Insgesamt hat man in den vergangenen zwanzig Jahren gerade einmal rund tausend Fe-60-Atome gemessen. Für das interstellare Pu-244 lagen wegen der nochmals mehr als 10.000-fach niedrigeren Konzentration lange nur Daten für einzelne Atome vor. Erst vor kurzem ist es gelungen, an einer speziellen Infrastruktur in Sydney, die der im Aufbau befindlichen HAMSTER-Anlage am HZDR ähnelt, etwa hundert Pu-244-Atome zu bestimmen. Für die Untersuchungen eignen sich allerdings nur bestimmte Proben, die als Archive die aus dem Weltraum kommenden Atome für Jahrmillionen konservieren. So werden kosmische Isotope auf der Erdoberfläche durch geologische Prozesse rasch „verdünnt“. Ideal sind Sedimente und Krusten aus der Tiefsee, die sich ungestört am Meeresboden langsam bilden. Oder Proben von der Mondoberfläche, weil störende Prozesse dort kaum eine Rolle spielen.
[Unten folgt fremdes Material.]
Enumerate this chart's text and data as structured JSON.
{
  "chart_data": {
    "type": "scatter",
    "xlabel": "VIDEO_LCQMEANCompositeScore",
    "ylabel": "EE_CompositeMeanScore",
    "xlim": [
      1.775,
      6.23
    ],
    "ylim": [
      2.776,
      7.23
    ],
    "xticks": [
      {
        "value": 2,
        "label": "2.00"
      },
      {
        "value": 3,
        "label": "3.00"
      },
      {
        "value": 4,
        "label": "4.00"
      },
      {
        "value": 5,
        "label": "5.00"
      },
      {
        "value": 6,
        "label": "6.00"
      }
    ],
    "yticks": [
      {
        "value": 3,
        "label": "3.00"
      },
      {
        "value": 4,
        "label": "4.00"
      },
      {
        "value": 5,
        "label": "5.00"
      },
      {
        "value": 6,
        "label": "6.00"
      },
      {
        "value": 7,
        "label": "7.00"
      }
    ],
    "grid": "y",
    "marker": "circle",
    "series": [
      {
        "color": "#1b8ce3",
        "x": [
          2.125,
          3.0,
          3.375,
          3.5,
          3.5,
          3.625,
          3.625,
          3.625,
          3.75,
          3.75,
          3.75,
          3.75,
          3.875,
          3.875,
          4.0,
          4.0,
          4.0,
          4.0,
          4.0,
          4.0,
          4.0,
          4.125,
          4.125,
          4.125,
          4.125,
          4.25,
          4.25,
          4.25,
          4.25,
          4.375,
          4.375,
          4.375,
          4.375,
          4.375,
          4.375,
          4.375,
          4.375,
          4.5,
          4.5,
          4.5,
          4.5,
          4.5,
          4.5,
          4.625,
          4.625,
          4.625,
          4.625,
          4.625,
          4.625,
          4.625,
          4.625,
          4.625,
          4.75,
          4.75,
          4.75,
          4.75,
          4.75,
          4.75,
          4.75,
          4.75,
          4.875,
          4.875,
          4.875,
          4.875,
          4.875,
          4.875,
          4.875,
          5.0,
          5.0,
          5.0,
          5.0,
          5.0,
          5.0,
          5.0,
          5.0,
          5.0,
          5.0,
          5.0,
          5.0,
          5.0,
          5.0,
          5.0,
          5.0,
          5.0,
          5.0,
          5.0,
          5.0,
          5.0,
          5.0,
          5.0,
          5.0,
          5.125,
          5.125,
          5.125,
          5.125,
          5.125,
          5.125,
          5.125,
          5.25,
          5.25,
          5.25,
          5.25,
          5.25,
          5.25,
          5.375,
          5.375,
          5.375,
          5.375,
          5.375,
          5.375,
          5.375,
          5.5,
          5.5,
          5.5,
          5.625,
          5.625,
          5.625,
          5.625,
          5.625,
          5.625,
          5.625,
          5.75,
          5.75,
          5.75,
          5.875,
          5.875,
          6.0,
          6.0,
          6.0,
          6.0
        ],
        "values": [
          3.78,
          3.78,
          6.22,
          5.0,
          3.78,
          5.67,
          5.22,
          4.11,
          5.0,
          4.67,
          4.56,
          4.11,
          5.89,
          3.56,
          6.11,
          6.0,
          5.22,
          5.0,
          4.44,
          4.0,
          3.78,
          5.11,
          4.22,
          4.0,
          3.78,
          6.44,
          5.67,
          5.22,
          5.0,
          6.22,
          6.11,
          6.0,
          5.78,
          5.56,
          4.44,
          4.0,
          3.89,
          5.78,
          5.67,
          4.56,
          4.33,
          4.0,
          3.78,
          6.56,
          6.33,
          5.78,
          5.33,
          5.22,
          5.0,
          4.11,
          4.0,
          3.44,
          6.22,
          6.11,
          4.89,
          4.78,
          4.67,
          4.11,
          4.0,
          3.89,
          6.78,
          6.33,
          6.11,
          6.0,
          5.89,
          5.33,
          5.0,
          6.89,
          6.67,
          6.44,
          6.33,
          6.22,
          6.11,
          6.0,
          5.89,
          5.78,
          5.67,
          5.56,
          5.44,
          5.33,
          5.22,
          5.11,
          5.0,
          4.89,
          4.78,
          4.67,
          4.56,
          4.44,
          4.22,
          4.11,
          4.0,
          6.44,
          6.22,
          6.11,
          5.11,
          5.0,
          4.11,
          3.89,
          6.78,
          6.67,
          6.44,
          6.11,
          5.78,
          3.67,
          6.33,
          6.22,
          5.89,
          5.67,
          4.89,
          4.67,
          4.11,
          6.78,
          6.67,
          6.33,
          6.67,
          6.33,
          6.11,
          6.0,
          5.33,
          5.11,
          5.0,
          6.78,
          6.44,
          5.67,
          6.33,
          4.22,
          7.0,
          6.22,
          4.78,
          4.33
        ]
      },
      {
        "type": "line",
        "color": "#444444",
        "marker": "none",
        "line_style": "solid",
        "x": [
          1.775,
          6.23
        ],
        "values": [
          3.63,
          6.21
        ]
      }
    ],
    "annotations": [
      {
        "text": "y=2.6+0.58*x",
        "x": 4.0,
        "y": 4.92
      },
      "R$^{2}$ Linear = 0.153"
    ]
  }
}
Während einer Forschungsreise bis Anfang November 2023 hat sich Wallner mit Kollegen in Australien auf die Jagd nach weiteren kosmischen Isotopen gemacht – in Canberra fahndete er nach Fe-60-, in Sydney nach PU-244-Atomen. Dafür hat er von der US-Weltraumorganisation NASA eine Reihe von Mond-Proben erhalten. „Parallel finden auch Messungen am HZDR statt. Die einzigartigen Proben erlauben es uns, neue Erkenntnisse über Supernova-Explosionen in der Nähe der Erde, aber auch über die in diesen und anderen Prozessen entstehenden schwersten Elemente in unserer Galaxie zu gewinnen“, ist sich Wallner sicher.